10 Tips for Meeting the Genuine Temporary Entrant (GTE) Requirement

The Genuine Temporary Entrant (GTE) Requirement is a requirement for all student visas. It is the most common reason The Department of Home Affairs refuses student visas. Unfortunately it is also massively subjective and immigration case officers can choose which part of the GTE requirement to refuse your visa.

Fortunately for students from low-risk countries (North America, most countries in Western Europe, Japan etc…), the GTE requirement is often not strictly enforced. However, for high-level assessment countries (such as most Asian Countries, Eastern Europe, South America and Africa,) the GTE requirement is enforced. In my experience, Immigration case officers are specifically stringent on offshore student visa applications.

Students need to ensure that they can convince immigration they are studying their course for the right reasons.This article will go through some of the most common reasons why students visas are refused and how best to overcome this. By doing this, we hope you will increase chances of obtaining a student visa.

1. Be realistic in your article

I think this is probably the most important GTE requirement. Case Officers can generally tell if someone is being unrealistic or untrue with their statement. Providing a job offer for 2-3 years in the future is often unrealistic. Especially if the course you are studying is a vocational level.

2. Explain your circumstances in your home country (Personal Circumstances)

The case officer wants to know that you have h2 ties to your home country. You need to ensure you explain your personal circumstances in your home country. For instance, be sure to mention that all/most of your family members reside in your home country. Do you have any possessions in your home country? A house, a car, a business? Do you need to return to support family members? Is the job market improving?

Perhaps you have some specific events in the future which require you to return to your home country. A family members wedding, a future education course you will need to take etc…

The case officer will also take into account the economic circumstances of your home country. A common reason immigration case officers provide for refusals are that “based on the economic conditions in your home country, you would have little incentive to return.” You need to show there is enough other reasons for you to return home.

3. Explain why you chose the specific education provider

It is important  you have done research into your education provider that you want to attend. How does it compare to other education providers that offer a similar course. This will demonstrate to the case officer that you have put in thought into your studies. Perhaps you can explain the individual units of the course you are most interested in studying.

It is also important that you have done research and know the city that you will be studying in? What are some things you like about the city? How much will your living expenses be?

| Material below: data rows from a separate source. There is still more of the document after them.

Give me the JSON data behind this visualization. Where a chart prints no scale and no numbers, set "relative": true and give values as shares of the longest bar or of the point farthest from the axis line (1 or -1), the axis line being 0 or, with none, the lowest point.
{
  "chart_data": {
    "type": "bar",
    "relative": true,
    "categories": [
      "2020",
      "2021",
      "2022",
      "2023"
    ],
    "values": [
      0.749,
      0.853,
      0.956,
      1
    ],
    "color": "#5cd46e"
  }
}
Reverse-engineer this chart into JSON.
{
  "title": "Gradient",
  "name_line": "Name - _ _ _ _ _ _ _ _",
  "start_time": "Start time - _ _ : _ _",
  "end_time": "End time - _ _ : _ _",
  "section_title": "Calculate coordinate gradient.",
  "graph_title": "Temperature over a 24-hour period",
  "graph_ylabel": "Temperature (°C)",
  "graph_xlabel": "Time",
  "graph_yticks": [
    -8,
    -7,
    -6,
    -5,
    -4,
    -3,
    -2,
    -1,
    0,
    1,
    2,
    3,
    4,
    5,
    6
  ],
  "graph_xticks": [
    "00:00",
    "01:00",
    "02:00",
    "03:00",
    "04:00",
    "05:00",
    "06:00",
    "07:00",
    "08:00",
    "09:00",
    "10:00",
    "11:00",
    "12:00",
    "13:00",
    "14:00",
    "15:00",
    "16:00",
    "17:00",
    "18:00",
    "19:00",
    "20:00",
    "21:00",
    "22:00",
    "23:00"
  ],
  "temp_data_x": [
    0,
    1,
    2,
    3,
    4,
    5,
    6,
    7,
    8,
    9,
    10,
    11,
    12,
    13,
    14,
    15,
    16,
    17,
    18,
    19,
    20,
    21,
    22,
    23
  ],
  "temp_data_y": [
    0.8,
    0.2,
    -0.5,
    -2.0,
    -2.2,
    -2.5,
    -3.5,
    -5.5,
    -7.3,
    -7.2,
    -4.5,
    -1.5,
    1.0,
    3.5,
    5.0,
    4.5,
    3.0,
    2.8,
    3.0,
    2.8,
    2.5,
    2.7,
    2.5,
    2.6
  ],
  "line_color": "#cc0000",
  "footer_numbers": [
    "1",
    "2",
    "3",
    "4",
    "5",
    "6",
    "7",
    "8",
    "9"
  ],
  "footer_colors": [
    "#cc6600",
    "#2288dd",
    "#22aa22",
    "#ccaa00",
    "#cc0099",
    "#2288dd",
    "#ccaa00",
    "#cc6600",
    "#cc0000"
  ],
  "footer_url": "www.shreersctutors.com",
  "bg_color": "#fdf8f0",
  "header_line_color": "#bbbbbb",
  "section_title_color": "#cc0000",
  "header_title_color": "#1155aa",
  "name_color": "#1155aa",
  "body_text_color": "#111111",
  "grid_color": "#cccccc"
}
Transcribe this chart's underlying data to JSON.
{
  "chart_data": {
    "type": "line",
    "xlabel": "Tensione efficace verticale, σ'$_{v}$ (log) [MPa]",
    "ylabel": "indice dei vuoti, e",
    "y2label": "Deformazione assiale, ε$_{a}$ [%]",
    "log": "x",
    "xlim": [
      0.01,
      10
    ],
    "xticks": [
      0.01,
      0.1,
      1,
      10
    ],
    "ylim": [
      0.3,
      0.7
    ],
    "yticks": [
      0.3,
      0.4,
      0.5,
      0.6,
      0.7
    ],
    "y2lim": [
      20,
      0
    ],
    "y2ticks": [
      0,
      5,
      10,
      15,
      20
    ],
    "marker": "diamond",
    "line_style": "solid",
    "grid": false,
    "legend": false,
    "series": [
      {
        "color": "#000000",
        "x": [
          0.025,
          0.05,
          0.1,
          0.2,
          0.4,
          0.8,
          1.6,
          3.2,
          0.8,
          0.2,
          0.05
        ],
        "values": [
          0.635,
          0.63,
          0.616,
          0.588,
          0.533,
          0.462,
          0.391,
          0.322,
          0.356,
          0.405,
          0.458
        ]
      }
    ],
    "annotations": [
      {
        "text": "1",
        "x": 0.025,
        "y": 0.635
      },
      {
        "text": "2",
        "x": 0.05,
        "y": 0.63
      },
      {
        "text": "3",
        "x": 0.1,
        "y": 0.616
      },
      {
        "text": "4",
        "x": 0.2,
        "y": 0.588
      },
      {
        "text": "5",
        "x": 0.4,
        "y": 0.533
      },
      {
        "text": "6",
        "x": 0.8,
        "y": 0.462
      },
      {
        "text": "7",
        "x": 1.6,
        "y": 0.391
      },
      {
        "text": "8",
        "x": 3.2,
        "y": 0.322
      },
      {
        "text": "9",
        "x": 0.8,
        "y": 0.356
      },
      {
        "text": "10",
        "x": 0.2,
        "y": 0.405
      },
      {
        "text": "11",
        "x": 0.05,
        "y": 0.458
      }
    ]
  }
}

4. Show you have done research into the industry or course you are studying

Immigration would like to see that you have thought about the industry where you will be planning to study. Is it growing? What are the future job openings like? How will this course benefit you in securing a job in this industry in your home country? How will studying this course in Australia specifically improve your prospects in the industry.

5. Always discuss the future value of the course to you

A very common reason immigration case officers provide for refusal is that the Applicant failed to provide evidence of the value of the course to their future. By studying in Australia you are spending a significant amount of money and time. Immigration wants to see what studying that you will benefit from it. Will the course allow you to apply for higher paying positions in the future? Will it allow you a better chance of entering another course? Will the course allow you to gain skills which could help you make more money?

6. Explain your immigration history

Explain the countries that you have visited in the past. Explain the previous visas you have obtained to Australia. This will demonstrate to the case officer that you have abided by previous visa conditions.

If you have ever overstayed your visa or not abided by previous visa conditions, explain the reasons why you overstayed and how you have changed since the incident.

Generally speaking, the more temporary visas you have applied for in Australia, the greater the chance of refusal. If you have already remained in Australia for 3, 4 or 5+ years, you will need to demonstrate to immigration that you are not just studying this course as a way to remain in Australia.

8. Explain why you chose to study in Australia compared to your home country

Immigration would like for you explain why you chose to study in Australia and if there were similar courses offered in your home country. If there are options in your home country to study this course, explain how studying this course in Australia is different. Is it taught in a different format? Is the course it shorter, longer? Is the education provided in this industry different in Australia different in your home country?

9. Provide supporting documents

Talk is cheap. You need to back your statement up with documentary evidence to support what you wrote. Can you provide:

  • Letters of reference from employers
  • Evidence you can support yourself financially in Australia
  • Previous education documents
  • Enrollment or Application forms into another course
  • Evidence of property ownership in your home country
  • Evidence of business ownership in your home country
  • Return tickets out of Australia

10. Does the course relate to anything you have previously studied?

In my opinion, it is more beneficial for you to study a course which relates to something you have previously studied. Will the course build on or complement what you have previously studied?